The use of the word cross in the first part of this letter employs a device known as allusion, in which a well-known literary or historical event, person, or object is used to draw comparisons or contrasts to something in the story. In this letter, Screwtape uses cross to refer to those things that make our lives uncomfortable, or worry us. In history, the cross was that instrument on which the Romans put Jesus to death. It was the electric chair, or the gallows of his day. Notice in Mark 8:34-36 that even before He was crucified on a cross, Jesus referred to his disciples taking up their crosses.
And he called to him the crowd with his disciples and said to them, “If anyone would come after me, let him deny himself and take up his cross and follow me. For whoever would save his life will lose it, but whoever loses his life for my sake and the gospel’s will save it. For what does it profit a man to gain the whole world and forfeit his life? For what can a man give in return for his life? (Mark 8:34-37, ESV)
Note the different ways the word cross can be used, in Jesus’ execution, in Jesus’ teaching, in our common use every day. In this last usage we should be careful not to trivialize its meaning.
Fear of the present is no sin, but to fear the multitude of possible happenings off in the future is. Screwtape points out the fact that Wormwood needs to work on the patients forgetting the fact that all of his fears cannot possibly happen, since they are incompatible. Remember from last week’s lesson the verse emphasizing God’s concern for the well being of His children.

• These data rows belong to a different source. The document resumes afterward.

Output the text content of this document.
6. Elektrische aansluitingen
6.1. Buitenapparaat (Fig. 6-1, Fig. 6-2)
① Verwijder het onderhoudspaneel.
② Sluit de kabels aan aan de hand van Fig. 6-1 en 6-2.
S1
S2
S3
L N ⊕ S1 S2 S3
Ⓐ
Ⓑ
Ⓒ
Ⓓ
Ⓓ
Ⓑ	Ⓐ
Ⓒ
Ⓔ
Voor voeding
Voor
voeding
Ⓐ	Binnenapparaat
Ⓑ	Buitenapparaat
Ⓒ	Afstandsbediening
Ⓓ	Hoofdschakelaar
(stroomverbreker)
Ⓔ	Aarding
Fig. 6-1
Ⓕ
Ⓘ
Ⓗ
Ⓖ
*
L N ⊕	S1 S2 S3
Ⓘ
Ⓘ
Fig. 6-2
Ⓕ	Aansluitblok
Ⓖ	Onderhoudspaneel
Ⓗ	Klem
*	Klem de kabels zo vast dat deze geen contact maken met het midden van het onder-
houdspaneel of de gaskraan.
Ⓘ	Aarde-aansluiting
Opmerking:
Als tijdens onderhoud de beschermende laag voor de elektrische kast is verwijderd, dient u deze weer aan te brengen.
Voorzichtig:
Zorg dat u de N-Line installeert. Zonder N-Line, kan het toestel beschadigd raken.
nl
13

Humble yourselves, therefore, under the mighty hand of God so that at the proper time he may exalt you, casting all your anxieties on him, because he cares for you. (1 Peter 5:6, ESV)
Screwtape wraps up his letter to his nephew by giving him good advice concerning hatred. Hatred for the Germans, whom the British were presently at war with, was no real big deal, since they were mostly far away. Screwtape advises Wormwood to direct the patient’s malice toward those near to him, and his benevolence toward those who are far away. This brings to mind how Jesus responded to the lawyer in Luke 10:29, who asked “And who is my neighbor?” Jesus’ reply within the story of the good Samaritan basically was anybody whom you happen to come across is your neighbor, whether he be a family member, a close friend, or a dreaded foe.